As this mention of Said implies, there have been many American as well European hands that have set themselves to the labor of defaming and delegitimizing Israel. Indeed, as Muravchik recounts, there have been several American Jewish and even Israeli hands, through what he calls the rise of an Israeli adversary culture, busy at this work. All this has exacerbated Israel’s predicament.
Despite the force of these developments in American intellectual and academic spheres, at the political and social levels America and its policies largely resisted, albeit with some ups and downs, the trend of European antipathy over the last 45 years. This for Israel was a saving grace, but under the current President’s leadership this benefaction is now at risk of disintegrating.
Obviously this presents a danger to Israel, but as one sees from Muravchik’s book, it also presents a danger to the United States—a danger to its principles and therewith to its political, moral and intellectual health, a danger to which the European West has already succumbed.
What has saved America from this disease? As Muravchik observes, the United States held firm against the moral and political direction of Europe not primarily because of a “Jewish Lobby” or an “Evangelical Lobby,” though those were not unimportant. It held firm largely because most Americans recognized and respected what Israel truly is: a liberal democracy similar to their own and like all liberal democracies threatened by forces hostile to such regimes. They have continued to believe as George Meany, the head of the AFL-CIO, once said, that the failure to defend Israel would imperil “the security of our country, of the entire free world.”
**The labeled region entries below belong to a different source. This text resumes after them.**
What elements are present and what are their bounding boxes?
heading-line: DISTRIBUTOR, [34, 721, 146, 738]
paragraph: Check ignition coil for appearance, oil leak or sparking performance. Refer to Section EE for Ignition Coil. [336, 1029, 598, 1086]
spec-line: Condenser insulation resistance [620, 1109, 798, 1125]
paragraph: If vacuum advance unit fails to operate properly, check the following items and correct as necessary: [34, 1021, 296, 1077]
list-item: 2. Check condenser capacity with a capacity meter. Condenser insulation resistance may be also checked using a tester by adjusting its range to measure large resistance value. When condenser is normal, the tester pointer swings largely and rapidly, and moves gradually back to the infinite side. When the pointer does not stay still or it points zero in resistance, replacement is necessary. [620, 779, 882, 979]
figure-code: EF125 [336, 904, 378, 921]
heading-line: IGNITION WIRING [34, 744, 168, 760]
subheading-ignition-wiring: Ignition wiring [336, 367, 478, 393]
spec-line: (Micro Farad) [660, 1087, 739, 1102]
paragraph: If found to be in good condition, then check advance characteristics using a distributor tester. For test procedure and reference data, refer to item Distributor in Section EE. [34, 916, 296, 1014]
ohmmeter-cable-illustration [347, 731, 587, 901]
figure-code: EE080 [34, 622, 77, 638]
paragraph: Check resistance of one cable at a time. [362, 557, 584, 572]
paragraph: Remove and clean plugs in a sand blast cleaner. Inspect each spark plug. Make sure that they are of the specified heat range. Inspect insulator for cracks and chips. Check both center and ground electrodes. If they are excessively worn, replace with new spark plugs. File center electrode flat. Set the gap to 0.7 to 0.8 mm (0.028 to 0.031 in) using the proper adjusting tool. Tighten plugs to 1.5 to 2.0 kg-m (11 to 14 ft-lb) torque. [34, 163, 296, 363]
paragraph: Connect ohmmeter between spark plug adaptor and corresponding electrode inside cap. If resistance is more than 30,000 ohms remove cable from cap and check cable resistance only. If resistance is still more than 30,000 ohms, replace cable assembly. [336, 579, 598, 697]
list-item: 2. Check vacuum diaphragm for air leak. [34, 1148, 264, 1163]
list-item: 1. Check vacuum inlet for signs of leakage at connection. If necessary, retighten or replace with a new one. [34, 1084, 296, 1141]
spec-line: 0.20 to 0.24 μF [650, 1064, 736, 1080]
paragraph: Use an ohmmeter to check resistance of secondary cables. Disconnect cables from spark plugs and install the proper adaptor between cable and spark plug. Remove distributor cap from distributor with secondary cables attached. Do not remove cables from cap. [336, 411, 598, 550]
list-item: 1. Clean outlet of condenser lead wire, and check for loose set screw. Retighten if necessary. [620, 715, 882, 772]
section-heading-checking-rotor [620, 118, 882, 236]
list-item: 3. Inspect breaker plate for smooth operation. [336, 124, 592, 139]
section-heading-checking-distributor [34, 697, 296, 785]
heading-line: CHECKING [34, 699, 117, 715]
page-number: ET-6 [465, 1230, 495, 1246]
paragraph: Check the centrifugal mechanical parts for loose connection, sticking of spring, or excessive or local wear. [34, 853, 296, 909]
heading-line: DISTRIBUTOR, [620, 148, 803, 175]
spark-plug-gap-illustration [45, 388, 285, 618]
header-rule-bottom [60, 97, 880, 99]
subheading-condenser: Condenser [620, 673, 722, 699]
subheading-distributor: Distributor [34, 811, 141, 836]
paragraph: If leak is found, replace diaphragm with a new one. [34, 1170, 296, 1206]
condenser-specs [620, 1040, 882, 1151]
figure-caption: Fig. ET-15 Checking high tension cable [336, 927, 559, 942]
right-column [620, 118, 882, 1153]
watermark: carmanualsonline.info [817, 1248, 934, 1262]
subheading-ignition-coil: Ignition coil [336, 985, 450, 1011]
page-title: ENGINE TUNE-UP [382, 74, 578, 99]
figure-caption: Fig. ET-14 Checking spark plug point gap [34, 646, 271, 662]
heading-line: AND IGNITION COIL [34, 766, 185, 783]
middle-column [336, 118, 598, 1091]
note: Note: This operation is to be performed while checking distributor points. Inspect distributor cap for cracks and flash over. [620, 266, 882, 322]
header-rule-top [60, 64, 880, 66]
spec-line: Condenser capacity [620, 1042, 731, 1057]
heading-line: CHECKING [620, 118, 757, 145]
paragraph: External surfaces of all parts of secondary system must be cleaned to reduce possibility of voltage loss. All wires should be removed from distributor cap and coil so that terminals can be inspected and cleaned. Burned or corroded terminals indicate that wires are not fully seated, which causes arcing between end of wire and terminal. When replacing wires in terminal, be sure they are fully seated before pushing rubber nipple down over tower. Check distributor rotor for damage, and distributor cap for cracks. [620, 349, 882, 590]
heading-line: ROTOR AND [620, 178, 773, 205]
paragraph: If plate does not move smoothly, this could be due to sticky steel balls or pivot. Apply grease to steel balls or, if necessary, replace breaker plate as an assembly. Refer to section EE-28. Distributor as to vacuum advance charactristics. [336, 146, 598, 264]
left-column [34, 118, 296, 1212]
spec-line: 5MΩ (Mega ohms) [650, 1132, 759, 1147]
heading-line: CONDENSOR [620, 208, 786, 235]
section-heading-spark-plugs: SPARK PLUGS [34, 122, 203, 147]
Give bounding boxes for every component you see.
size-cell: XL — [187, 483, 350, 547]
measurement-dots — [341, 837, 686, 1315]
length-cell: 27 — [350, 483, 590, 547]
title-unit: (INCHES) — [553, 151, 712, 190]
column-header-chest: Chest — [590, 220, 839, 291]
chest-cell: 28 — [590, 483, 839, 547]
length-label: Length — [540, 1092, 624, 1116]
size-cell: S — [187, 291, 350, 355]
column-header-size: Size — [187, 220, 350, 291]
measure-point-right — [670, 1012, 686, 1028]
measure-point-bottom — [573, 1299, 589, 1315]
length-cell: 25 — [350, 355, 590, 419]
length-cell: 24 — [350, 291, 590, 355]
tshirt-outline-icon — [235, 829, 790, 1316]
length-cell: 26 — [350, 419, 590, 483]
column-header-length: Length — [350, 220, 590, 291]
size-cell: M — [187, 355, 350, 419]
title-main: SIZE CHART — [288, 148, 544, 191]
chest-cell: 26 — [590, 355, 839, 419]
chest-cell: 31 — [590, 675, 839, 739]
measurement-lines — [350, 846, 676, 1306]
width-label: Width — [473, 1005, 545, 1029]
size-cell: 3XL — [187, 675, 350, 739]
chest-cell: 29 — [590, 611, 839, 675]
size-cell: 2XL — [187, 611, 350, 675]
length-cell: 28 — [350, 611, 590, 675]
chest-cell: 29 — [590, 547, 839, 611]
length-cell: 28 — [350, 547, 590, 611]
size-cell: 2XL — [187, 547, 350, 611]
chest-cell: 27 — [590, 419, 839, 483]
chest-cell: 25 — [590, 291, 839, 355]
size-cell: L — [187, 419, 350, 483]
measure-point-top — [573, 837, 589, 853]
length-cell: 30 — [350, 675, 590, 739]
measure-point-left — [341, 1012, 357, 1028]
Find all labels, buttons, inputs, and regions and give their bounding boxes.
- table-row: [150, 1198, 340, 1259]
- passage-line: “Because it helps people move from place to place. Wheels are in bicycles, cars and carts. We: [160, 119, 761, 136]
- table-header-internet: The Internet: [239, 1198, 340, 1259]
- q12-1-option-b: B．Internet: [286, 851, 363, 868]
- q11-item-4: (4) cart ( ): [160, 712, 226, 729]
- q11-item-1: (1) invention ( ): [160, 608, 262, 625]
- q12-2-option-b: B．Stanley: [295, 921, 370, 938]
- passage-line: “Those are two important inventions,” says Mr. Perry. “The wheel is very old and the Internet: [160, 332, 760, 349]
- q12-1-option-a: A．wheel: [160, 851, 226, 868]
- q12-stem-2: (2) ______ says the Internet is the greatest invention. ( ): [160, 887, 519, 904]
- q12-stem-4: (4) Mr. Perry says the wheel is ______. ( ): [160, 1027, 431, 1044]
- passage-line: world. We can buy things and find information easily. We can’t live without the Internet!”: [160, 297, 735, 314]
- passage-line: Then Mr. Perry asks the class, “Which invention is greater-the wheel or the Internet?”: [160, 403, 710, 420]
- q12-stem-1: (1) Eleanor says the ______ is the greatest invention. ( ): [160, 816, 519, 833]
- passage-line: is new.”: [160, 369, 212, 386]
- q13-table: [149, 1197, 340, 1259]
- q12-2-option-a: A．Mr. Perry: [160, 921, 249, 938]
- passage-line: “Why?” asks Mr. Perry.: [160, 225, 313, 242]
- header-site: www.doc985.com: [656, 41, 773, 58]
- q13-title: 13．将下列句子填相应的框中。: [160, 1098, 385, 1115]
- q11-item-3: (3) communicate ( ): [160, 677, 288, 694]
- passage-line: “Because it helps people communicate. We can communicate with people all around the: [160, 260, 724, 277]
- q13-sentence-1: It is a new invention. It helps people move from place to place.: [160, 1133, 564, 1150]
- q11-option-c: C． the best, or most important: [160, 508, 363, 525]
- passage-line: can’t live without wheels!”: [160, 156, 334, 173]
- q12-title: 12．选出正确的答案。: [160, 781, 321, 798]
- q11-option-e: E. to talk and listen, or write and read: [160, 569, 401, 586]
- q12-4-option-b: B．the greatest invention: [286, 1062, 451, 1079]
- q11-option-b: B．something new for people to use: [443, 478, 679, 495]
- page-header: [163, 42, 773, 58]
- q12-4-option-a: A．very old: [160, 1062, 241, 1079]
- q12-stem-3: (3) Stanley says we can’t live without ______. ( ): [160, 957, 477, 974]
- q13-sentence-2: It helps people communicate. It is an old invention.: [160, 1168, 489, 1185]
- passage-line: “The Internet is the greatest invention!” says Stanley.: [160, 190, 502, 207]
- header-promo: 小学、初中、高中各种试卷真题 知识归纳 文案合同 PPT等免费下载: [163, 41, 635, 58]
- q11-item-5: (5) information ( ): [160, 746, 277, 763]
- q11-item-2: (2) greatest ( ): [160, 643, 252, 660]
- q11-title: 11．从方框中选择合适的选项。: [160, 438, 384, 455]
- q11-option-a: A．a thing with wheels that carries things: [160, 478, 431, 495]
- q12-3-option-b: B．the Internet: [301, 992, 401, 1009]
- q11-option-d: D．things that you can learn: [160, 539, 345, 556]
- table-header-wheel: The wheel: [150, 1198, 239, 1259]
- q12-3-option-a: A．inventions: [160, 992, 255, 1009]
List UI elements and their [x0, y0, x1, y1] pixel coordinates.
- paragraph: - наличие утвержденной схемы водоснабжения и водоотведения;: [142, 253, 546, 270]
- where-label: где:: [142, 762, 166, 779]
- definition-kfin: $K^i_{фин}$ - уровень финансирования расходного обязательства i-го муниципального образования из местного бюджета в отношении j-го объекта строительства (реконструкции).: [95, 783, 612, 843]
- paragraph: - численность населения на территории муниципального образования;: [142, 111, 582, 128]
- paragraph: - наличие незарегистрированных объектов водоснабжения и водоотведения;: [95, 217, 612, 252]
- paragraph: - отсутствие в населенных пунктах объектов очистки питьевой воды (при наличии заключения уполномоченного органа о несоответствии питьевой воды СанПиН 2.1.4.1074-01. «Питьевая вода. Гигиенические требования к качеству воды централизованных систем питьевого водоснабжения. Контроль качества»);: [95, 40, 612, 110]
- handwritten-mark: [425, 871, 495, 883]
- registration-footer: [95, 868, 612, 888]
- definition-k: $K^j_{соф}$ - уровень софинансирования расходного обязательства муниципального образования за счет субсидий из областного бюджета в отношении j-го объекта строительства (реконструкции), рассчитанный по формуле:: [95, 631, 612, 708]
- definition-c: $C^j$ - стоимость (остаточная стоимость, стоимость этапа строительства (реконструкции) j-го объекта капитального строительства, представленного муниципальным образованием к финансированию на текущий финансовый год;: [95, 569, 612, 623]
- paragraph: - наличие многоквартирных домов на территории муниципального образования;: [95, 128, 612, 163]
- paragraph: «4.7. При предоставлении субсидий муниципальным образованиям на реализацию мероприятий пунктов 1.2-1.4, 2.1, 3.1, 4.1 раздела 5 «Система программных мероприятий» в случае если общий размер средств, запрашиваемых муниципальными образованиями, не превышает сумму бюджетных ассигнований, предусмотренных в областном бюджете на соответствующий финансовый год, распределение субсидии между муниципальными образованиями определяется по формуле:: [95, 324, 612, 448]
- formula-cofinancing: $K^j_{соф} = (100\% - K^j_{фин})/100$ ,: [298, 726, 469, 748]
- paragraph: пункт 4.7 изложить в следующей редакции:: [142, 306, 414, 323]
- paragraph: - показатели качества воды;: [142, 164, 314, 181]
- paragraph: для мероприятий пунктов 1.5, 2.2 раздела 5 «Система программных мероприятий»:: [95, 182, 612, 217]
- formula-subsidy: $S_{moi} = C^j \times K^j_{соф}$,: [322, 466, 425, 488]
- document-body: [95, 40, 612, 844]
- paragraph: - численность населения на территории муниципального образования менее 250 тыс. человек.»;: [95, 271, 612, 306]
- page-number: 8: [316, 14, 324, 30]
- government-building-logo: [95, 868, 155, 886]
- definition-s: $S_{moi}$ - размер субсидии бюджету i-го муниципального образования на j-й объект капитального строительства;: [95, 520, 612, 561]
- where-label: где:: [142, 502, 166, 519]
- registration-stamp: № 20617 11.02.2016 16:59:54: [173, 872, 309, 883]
That our material security would be at risk were Israel were to be destroyed is relatively clear. In the Middle East, America has no other liberal democratic ally, and Israel wields significant power. Yet even more harmful to our health would be the betrayal of our principles and its political and moral consequences. Joining the jackals, as Europe has now frequently done, may yield short-term gains. But as Muravchik ably shows, in the long term the U.S. bears the risk of actually becoming a jackal. This is a condition that has and will continue to corrode Europe whether or not Israel eventually succumbs to its enemies. Alas, over the course of the next few years, political and moral changes in the U.S.-Israeli relationship, which may now have been set in motion by the President, may oblige America to face a similar risk of inward corruption. Muravchik’s book is a deeply cautionary tale and should be read as a preparation for addressing that danger.